Anthony is no saint and I will not even attempt to defend his penchant for making "poor decisions" (understatement) both on and off the court. Anthony still has a lot of growing up to do and has a long way to go to ingratiate himself with Nuggets fans again. But other young players have made "poor decisions" earlier on in their careers and rebounded successfully from them due to a combination of accepting self responsibility, disciplining themselves and receiving great coaching...as both C-Webb and even Kobe Bryant did (remember that whole Eagle County thing, everyone?).
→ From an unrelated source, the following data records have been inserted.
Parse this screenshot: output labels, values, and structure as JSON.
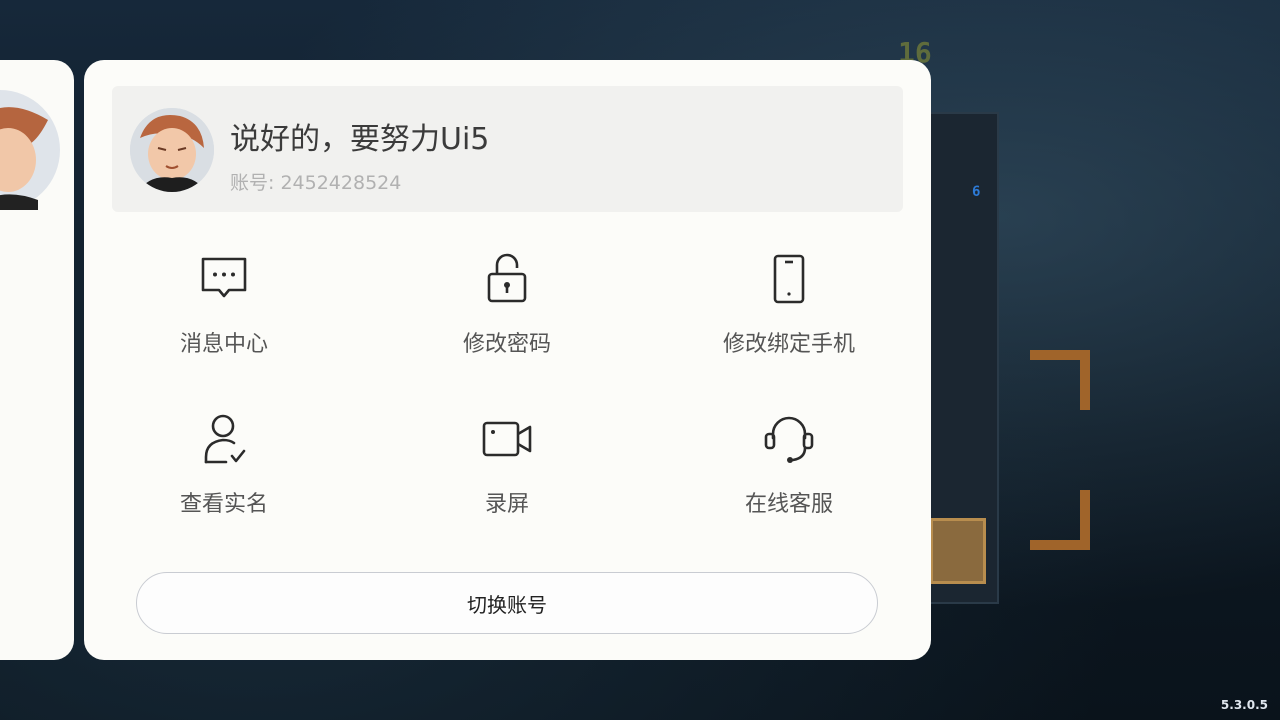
{
  "game": {
    "counter": "16",
    "mini_counter": "6",
    "version": "5.3.0.5"
  },
  "profile": {
    "nickname": "说好的，要努力Ui5",
    "account_label": "账号:",
    "account_number": "2452428524"
  },
  "menu": [
    {
      "label": "消息中心",
      "icon": "message-icon"
    },
    {
      "label": "修改密码",
      "icon": "unlock-icon"
    },
    {
      "label": "修改绑定手机",
      "icon": "phone-icon"
    },
    {
      "label": "查看实名",
      "icon": "user-check-icon"
    },
    {
      "label": "录屏",
      "icon": "video-icon"
    },
    {
      "label": "在线客服",
      "icon": "headset-icon"
    }
  ],
  "switch_button": "切换账号",
  "colors": {
    "modal_bg": "#fcfcf9",
    "card_bg": "#f1f1ef",
    "icon_stroke": "#2b2b2b"
  }
}
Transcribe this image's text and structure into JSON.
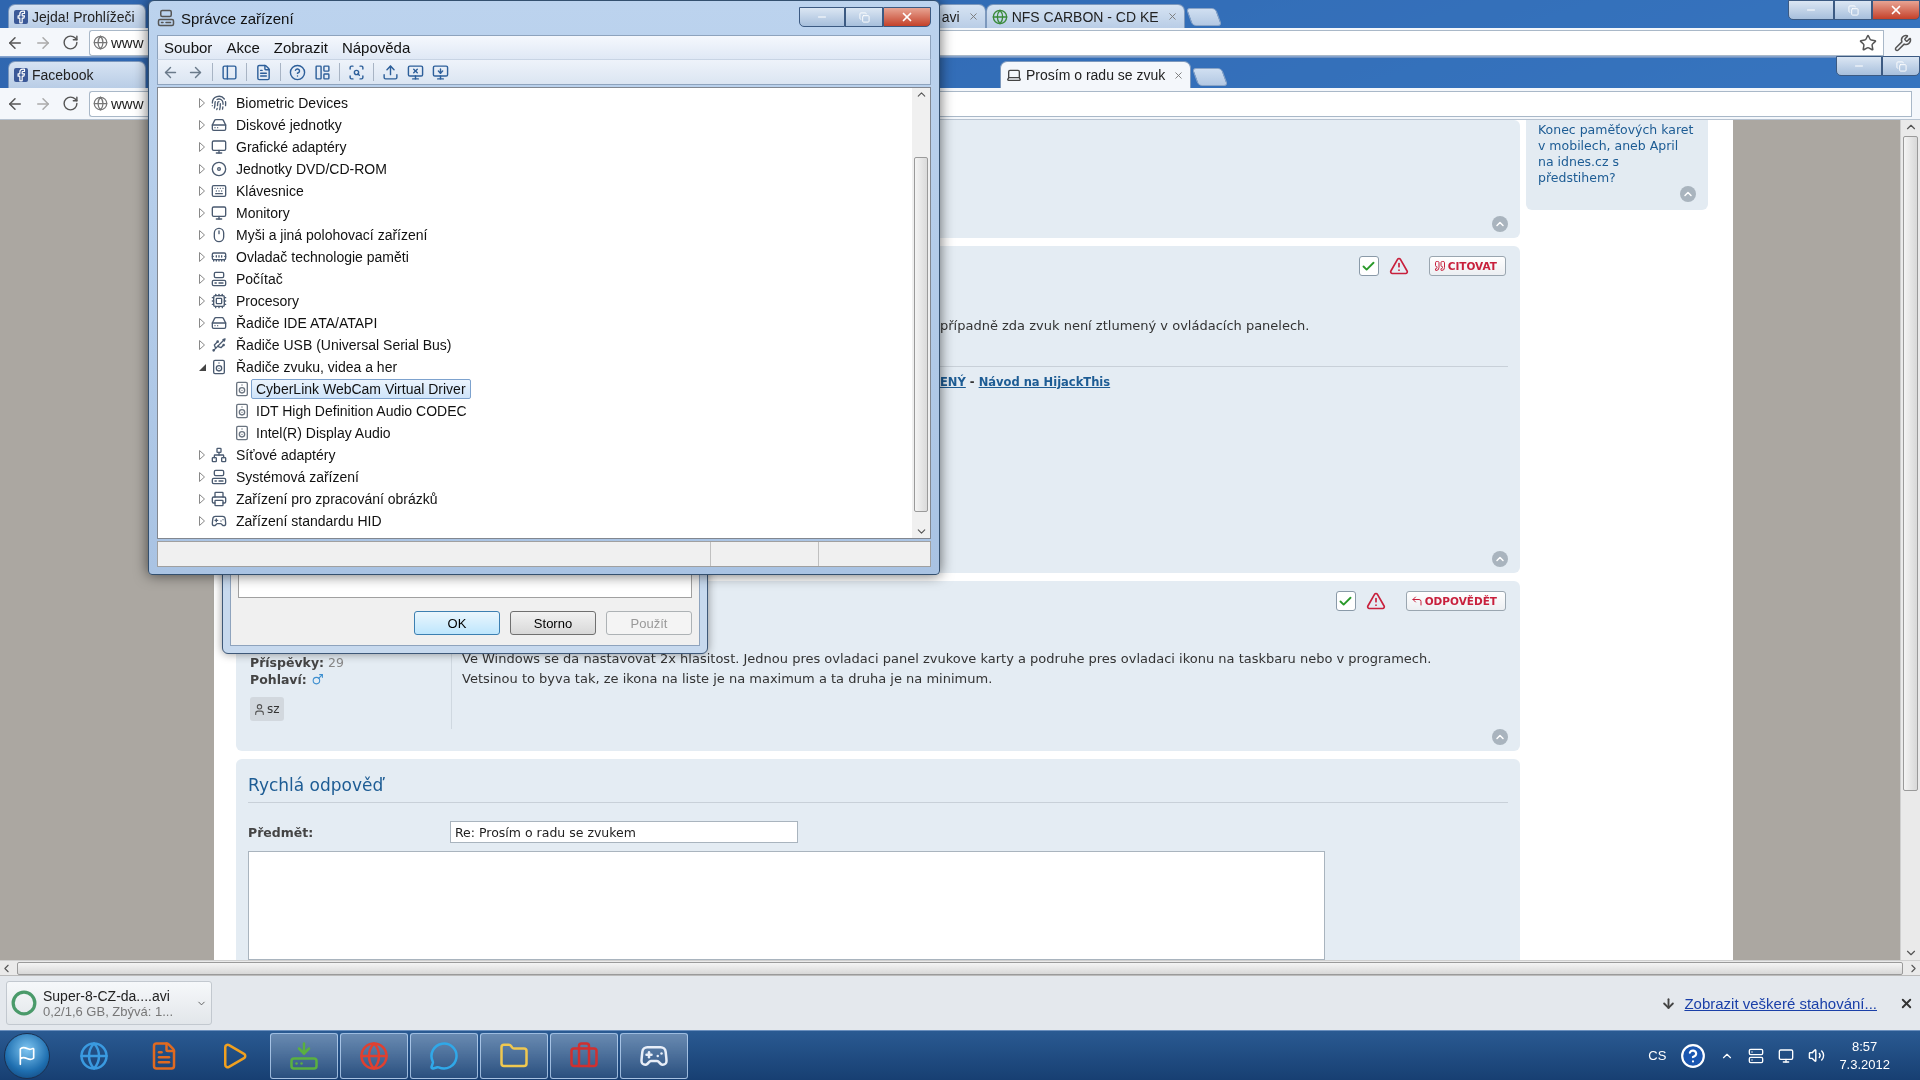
{
  "back_browser": {
    "tabs": [
      {
        "title": "Jejda! Prohlížeči",
        "selected": false
      },
      {
        "title": "avi",
        "selected": false
      },
      {
        "title": "NFS CARBON - CD KE",
        "selected": false
      }
    ],
    "address": "www"
  },
  "front_browser": {
    "tabs": [
      {
        "title": "Facebook",
        "selected": false
      },
      {
        "title": "Prosím o radu se zvuk",
        "selected": true
      }
    ],
    "address": "www",
    "sidebar_box": {
      "text": "Konec paměťových karet v mobilech, aneb April na idnes.cz s předstihem?"
    },
    "posts": [
      {
        "kind": "hidden"
      },
      {
        "kind": "cut",
        "action": {
          "label": "CITOVAT",
          "kind": "quote"
        },
        "text": "případně zda zvuk není ztlumený v ovládacích panelech.",
        "signature": {
          "links": [
            "ENÝ",
            "Návod na HijackThis"
          ],
          "separator": "-"
        }
      },
      {
        "kind": "full",
        "action": {
          "label": "ODPOVĚDĚT",
          "kind": "reply"
        },
        "posts_label": "Příspěvky:",
        "posts_count": "29",
        "gender_label": "Pohlaví:",
        "badge": "sz",
        "text": "Ve Windows se da nastavovat 2x hlasitost. Jednou pres ovladaci panel zvukove karty a podruhe pres ovladaci ikonu na taskbaru nebo v programech. Vetsinou to byva tak, ze ikona na liste je na maximum a ta druha je na minimum."
      }
    ],
    "quick_reply": {
      "title": "Rychlá odpověď",
      "subject_label": "Předmět:",
      "subject_value": "Re: Prosím o radu se zvukem"
    }
  },
  "download_bar": {
    "file": "Super-8-CZ-da....avi",
    "status": "0,2/1,6 GB, Zbývá: 1...",
    "show_all": "Zobrazit veškeré stahování..."
  },
  "dialog": {
    "buttons": [
      {
        "label": "OK",
        "default": true,
        "disabled": false
      },
      {
        "label": "Storno",
        "default": false,
        "disabled": false
      },
      {
        "label": "Použít",
        "default": false,
        "disabled": true
      }
    ]
  },
  "device_manager": {
    "title": "Správce zařízení",
    "menu": [
      "Soubor",
      "Akce",
      "Zobrazit",
      "Nápověda"
    ],
    "tree": [
      {
        "label": "Biometric Devices",
        "expanded": false,
        "selected": false
      },
      {
        "label": "Diskové jednotky",
        "expanded": false,
        "selected": false
      },
      {
        "label": "Grafické adaptéry",
        "expanded": false,
        "selected": false
      },
      {
        "label": "Jednotky DVD/CD-ROM",
        "expanded": false,
        "selected": false
      },
      {
        "label": "Klávesnice",
        "expanded": false,
        "selected": false
      },
      {
        "label": "Monitory",
        "expanded": false,
        "selected": false
      },
      {
        "label": "Myši a jiná polohovací zařízení",
        "expanded": false,
        "selected": false
      },
      {
        "label": "Ovladač technologie paměti",
        "expanded": false,
        "selected": false
      },
      {
        "label": "Počítač",
        "expanded": false,
        "selected": false
      },
      {
        "label": "Procesory",
        "expanded": false,
        "selected": false
      },
      {
        "label": "Řadiče IDE ATA/ATAPI",
        "expanded": false,
        "selected": false
      },
      {
        "label": "Řadiče USB (Universal Serial Bus)",
        "expanded": false,
        "selected": false
      },
      {
        "label": "Řadiče zvuku, videa a her",
        "expanded": true,
        "selected": false,
        "children": [
          {
            "label": "CyberLink WebCam Virtual Driver",
            "selected": true
          },
          {
            "label": "IDT High Definition Audio CODEC",
            "selected": false
          },
          {
            "label": "Intel(R) Display Audio",
            "selected": false
          }
        ]
      },
      {
        "label": "Síťové adaptéry",
        "expanded": false,
        "selected": false
      },
      {
        "label": "Systémová zařízení",
        "expanded": false,
        "selected": false
      },
      {
        "label": "Zařízení pro zpracování obrázků",
        "expanded": false,
        "selected": false
      },
      {
        "label": "Zařízení standardu HID",
        "expanded": false,
        "selected": false
      }
    ]
  },
  "taskbar": {
    "buttons": [
      {
        "running": false
      },
      {
        "running": false
      },
      {
        "running": false
      },
      {
        "running": true
      },
      {
        "running": true
      },
      {
        "running": true
      },
      {
        "running": true
      },
      {
        "running": true
      },
      {
        "running": true
      }
    ],
    "language": "CS",
    "time": "8:57",
    "date": "7.3.2012"
  }
}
As followers of this blog well know, George Karl has done absolutely nothing during his time in Denver (or, frankly, before that) to justify moving a player of Anthony's caliber simply because Karl is too inept to coach him properly. One of Karl's many failures as the Nuggets coach has been his obvious inability to put Anthony in situations to succeed on the floor. It rivals Mike Brown's complete and total failure to do anything with LeBron James other than have the NBA's most explosive player ever over dribble two feet behind the three point line for the first 15 seconds of the shot clock on every possession.
If the Nuggets want to trade Anthony this summer because a can't-miss-deal comes in that improves the future of the team, I'm fine with it. But to trade Anthony because Karl doesn't know how to coach him would set our franchise back to the Paul Westhead era, and we all remember how much fun that was.